Red Glove (Curse Workers, Book 2)
by Holly Black
Margaret K. McElderry
Nominated by: Sarah Wendorf
Cassel Sharpe's summer of scamming hasn't helped him forget his recent run-in with the Zacharov family, nor has it taken his mind off Lila Zacharov, the magical mob daughter he thought he killed in Holly Black's White Cat (the first book in the Curse Workers series). By the time he goes back to school in Red Glove, Lila is cursed to love him against her will, the Zacharovs think he would make a fabulous evil underling, and the government is after him. Discrimination against people who work magic is primetime news, and Cassel's entire family, and some of his friends, are suspect just for existing. Out of options, Cassel must decide who gets protected and who gets conned--and the odds are good that someone he loves is going to get hurt. Red Glove stands on its own, but series readers will appreciate how it builds upon and intensifies themes from White Cat. No counterfeiting here: Red Glove's singular magical system and noir feel combined with a clever plot is the real deal. With intense family relationships, romance, shifting friendships, and a mysterious murder, there's a little vice for every reader. It would be a crime to miss this one.
--Hallie Tibbetts

The Girl of Fire and Thorns
by Rae Carson
Greenwillow Books
Nominated by: Hallie Tibbetts
The panel loved this story of a princess chosen by God. We identified with the shy and overweight girl, who suffers terribly from doubt about what God really wants from her. We rooted for her as she slowly but surely comes into her own as the secret queen of a war-torn country. We commiserated as she suffers loss and the knowledge that being chosen doesn’t mean you get a happy ending. We loved that her world was not the standard UK-influenced fantasy land, and that faith was a powerful, organic force in the story. We licked our lips over the descriptions of her meals. We cheered for the strong, courageous woman that she becomes in the end. Elisa, we decided, absolutely had to go onto Round 2. Also, we totally have to find a recipe for those pastries with crushed pistachios. Yum!
--Maureen Kearney

The Shattering
by Karen Healey
Little, Brown
Nominated by: Beth Mitcham
She’s rehearsed what she’ll say for her parent’s eulogies, if they both get hit by a car, has worked out her escape route if she’s ever kidnapped, and has her go-bag stocked in case of emergencies. Keri is over-prepared for everything life can throw at her - except her older brother’s suicide. Hailed by "Publishers Weekly" as an “intense and powerful novel,” The Shattering combines sharp dialogue, brilliant characterization and subtle cultural shading to explore familial love, the bonds of friendship, and the lengths to which we’ll go to keep what we love safe.
--Tanita Davis

This year, for the first time, we accepted nominations of "born digital" ebooks, those books published only in ebook form and not in a corresponding print edition. One of those books, Angelfall, made the shortlist!

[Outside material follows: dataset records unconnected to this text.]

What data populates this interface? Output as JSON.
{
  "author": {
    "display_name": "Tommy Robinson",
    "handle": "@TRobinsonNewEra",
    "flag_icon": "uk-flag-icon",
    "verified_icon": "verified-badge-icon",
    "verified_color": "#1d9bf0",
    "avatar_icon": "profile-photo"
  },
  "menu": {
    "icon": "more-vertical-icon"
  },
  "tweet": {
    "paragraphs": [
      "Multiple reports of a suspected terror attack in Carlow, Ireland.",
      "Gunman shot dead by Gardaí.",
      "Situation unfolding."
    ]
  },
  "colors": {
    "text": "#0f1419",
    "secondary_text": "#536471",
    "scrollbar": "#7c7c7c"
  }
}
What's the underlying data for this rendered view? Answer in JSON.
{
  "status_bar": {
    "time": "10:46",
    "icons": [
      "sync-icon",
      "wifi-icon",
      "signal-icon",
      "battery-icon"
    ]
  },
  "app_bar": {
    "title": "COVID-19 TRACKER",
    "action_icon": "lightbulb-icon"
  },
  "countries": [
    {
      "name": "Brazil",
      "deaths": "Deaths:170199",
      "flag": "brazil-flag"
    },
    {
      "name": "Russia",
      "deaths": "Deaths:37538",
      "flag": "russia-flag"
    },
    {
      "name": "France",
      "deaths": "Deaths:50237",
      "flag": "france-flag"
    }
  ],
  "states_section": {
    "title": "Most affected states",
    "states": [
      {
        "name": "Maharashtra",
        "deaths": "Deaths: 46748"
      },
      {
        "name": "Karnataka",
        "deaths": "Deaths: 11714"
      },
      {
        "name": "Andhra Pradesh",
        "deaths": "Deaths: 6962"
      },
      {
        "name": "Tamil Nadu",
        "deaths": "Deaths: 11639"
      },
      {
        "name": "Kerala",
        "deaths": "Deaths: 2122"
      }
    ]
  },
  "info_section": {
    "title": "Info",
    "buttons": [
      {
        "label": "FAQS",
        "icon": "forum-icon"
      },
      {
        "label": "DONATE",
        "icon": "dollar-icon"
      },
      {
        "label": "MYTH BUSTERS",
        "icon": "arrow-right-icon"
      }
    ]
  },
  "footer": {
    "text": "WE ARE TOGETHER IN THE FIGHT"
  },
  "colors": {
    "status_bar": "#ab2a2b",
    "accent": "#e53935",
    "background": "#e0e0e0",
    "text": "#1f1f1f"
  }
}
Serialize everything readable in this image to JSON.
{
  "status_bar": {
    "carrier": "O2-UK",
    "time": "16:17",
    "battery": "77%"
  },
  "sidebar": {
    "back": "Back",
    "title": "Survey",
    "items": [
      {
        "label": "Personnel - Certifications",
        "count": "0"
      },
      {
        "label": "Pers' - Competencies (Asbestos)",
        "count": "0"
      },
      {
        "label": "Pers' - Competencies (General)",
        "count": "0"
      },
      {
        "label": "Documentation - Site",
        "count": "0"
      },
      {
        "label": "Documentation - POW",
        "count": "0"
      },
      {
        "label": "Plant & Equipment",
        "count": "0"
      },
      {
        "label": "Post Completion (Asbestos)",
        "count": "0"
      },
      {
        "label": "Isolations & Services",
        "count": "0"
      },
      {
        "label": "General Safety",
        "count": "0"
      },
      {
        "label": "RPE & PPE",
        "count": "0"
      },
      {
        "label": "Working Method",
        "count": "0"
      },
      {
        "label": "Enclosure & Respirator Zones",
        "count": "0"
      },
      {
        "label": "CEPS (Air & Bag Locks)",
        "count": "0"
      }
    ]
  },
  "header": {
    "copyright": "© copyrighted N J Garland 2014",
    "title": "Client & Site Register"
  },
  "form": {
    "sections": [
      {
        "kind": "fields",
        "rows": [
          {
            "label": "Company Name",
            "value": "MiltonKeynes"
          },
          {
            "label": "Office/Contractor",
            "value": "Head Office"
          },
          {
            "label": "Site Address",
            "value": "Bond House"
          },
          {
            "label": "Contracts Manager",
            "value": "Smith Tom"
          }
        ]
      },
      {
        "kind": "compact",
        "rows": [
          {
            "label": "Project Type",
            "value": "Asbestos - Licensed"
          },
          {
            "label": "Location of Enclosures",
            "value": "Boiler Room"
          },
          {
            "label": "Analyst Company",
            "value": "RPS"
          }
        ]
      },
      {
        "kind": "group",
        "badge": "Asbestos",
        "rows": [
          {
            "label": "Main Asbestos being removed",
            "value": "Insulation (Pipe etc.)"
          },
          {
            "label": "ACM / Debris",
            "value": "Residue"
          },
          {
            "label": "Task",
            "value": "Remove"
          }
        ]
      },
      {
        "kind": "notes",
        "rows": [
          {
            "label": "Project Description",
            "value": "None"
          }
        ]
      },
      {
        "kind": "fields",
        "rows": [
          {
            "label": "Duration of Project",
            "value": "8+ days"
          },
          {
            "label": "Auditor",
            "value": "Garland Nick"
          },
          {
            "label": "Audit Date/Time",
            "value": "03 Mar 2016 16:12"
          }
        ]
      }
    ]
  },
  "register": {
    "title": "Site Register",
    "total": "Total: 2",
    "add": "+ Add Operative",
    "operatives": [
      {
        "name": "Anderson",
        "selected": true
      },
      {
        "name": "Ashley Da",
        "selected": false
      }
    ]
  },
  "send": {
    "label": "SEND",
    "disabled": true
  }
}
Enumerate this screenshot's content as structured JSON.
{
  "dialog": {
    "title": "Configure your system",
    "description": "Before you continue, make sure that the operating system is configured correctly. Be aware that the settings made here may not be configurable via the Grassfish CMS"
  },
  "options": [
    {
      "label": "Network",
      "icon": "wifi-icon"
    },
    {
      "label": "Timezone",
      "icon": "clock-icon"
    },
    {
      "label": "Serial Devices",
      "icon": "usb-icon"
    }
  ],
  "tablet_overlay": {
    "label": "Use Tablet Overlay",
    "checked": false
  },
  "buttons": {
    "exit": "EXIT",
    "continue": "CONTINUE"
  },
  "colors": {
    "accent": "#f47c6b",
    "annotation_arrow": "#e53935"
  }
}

A big shoutout to my fellow panelists Sommer LeighVivian MahoneySteve BermanHallie Tibbetts,  Maureen Kearney, and Tanita Davis. You are all amazing, and I had a great time working with you!

The Cybils kept me pretty busy, and I haven't posted in months. Now that Round 1 is over, my role is reduced and I should have more time to post. I plan to start by reviewing some of the great books I've been reading!